新しい考え方は、機能障害(impairment)のかわりに構造/機能(structure/function)を、能力障害(disability)のかわりに活動(activity)を、社会的不利(handicap)のかわりに参加(participation)をもって説明します。そして、その全体を説明するのに、健康状態および環境因子と個人的因子からなる背景因子を考慮しています。
一言でいえば、これまでは「障害」について、障害を持つ個人の方向から概念規定をしてきたのに対し、今後は社会全体つまり環境の中で「障害」をとらえ、障害を持つ人々を社会の一員として包含してゆこうということです。この考え方は、「障害のあるなしにかかわらず同等の社会参加を可能にする社会が、“ノーマルな社会”であり、そのような社会作りをめざす」という、ノーマライゼーションの考え方に一歩近づいたものといえるでしょう。この新しい障害の概念は、今後の世界的潮流になると思われます。
●バリアフリーデザインとユニバーサルデザイン
次ぎに、バリアフリーデザインとユニバーサルデザインについて、少し述べておきます。両者には、多くの報告もあり、その方向性が明らかになりつつあります。

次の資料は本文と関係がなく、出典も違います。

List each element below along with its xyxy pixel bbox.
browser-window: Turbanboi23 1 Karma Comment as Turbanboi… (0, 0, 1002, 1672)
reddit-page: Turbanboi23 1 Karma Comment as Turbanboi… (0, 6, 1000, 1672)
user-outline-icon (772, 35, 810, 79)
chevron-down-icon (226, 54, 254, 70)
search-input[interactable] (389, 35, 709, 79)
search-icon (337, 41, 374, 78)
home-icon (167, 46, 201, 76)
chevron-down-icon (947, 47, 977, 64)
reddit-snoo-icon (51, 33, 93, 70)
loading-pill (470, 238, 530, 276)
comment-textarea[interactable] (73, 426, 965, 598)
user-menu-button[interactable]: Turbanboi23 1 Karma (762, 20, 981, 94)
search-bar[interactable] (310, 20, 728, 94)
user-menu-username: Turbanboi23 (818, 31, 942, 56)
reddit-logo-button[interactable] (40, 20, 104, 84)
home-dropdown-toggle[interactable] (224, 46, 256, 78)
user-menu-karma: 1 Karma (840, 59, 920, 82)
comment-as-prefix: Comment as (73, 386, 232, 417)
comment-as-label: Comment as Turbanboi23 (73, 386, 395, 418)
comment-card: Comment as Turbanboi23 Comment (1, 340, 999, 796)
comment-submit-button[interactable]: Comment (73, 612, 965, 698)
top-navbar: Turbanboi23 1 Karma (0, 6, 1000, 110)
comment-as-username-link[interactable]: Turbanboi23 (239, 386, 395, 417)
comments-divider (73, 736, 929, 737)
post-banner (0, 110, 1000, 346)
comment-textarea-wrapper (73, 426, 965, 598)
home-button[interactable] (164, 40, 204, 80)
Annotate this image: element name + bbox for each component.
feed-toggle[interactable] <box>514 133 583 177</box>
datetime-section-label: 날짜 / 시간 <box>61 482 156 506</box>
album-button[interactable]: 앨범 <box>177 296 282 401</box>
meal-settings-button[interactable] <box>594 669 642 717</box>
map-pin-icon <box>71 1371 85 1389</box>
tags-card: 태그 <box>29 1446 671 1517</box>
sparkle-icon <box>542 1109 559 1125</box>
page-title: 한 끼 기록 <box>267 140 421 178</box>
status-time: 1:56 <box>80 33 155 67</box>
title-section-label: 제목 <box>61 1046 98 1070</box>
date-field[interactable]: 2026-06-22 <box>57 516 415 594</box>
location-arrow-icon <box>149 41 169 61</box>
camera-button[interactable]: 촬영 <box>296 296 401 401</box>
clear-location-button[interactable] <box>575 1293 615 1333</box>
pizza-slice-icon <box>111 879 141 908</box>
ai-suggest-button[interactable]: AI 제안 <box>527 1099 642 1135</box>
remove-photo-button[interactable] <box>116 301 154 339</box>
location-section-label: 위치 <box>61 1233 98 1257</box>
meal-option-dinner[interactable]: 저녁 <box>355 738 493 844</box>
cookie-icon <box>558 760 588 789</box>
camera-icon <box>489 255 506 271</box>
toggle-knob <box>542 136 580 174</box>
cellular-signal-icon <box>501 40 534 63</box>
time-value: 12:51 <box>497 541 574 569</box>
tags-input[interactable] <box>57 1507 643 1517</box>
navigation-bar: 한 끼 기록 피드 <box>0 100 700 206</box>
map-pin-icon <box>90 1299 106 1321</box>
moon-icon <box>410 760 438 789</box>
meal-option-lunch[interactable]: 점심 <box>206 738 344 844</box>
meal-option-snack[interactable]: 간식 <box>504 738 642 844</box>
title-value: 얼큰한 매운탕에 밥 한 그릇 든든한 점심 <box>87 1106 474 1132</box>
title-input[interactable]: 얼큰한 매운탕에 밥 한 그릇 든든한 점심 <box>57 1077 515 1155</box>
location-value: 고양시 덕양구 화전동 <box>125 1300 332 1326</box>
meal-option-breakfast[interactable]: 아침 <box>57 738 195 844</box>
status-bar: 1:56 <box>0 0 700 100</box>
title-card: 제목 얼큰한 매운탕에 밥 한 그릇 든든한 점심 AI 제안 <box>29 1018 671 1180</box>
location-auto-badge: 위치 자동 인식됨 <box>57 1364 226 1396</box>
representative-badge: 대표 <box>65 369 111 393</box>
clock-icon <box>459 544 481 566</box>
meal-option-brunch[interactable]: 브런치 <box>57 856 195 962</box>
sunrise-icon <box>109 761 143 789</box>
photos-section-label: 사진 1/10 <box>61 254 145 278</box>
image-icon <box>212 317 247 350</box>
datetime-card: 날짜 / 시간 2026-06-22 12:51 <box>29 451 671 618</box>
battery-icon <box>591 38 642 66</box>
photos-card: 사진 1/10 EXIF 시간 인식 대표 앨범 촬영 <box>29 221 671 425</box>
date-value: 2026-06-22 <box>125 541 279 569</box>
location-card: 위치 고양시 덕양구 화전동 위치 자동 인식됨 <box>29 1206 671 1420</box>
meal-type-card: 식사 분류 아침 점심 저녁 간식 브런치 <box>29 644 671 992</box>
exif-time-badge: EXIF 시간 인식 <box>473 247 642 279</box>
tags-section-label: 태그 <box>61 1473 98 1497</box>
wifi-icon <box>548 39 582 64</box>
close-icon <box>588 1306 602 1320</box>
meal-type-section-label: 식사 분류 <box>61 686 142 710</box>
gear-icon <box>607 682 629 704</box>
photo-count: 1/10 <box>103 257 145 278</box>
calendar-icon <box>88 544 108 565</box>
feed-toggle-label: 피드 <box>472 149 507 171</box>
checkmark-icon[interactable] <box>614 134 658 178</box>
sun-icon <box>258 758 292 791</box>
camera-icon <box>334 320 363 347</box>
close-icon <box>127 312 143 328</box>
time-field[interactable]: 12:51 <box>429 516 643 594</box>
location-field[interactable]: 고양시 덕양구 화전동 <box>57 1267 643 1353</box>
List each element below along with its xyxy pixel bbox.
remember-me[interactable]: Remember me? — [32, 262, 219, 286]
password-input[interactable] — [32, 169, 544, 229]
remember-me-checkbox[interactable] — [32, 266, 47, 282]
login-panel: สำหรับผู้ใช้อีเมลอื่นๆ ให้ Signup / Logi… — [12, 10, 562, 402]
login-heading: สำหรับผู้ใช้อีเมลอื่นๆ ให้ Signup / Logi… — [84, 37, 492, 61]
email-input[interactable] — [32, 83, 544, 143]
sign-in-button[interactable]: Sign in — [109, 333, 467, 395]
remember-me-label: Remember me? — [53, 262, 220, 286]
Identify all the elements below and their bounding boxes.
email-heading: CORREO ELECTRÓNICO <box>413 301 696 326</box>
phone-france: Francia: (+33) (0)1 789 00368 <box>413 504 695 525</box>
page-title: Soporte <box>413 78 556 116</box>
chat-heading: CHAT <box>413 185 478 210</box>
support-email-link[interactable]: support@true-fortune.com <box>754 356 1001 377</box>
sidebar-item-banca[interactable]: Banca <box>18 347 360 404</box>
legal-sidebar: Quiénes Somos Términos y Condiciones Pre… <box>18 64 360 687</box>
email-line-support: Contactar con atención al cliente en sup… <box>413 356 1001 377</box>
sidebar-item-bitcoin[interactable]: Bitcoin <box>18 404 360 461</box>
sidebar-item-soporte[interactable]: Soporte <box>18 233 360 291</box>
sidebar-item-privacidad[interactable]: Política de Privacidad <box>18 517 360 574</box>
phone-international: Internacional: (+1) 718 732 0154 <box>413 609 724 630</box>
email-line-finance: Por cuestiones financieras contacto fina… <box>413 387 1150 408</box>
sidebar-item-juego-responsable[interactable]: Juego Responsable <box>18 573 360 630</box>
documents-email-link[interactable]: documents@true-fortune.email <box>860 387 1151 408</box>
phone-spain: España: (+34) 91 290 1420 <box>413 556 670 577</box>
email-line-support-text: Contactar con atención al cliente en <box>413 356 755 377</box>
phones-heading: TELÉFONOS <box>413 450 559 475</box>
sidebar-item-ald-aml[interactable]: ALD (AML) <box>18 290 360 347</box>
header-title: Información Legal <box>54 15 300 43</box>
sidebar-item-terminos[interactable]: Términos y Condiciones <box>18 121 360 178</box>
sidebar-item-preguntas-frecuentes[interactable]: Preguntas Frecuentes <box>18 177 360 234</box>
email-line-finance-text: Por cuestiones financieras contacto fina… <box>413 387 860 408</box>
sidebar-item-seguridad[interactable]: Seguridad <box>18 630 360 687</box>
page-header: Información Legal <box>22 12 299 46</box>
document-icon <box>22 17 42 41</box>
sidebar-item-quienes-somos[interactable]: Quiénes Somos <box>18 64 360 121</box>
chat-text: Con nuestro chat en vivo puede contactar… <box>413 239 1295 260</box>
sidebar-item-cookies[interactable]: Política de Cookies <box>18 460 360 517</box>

バリアフリーデザインは、近年、すっかり社会に定着してきた感がありますが、この言葉は、1974年の国際連合障害者生活環境専門家会議で採択されたものとされています。バリアフリーという言葉は、世界的には、主として建築など「ハード面」の言葉として理解されてきました。しかし我が国では、この狭義の物理的なバリアだけでなく、文化・情報面でのバリア、制度面でのバリア、心理的なバリアを含めた、広義なものとして流布されていることは、周知のとおりです。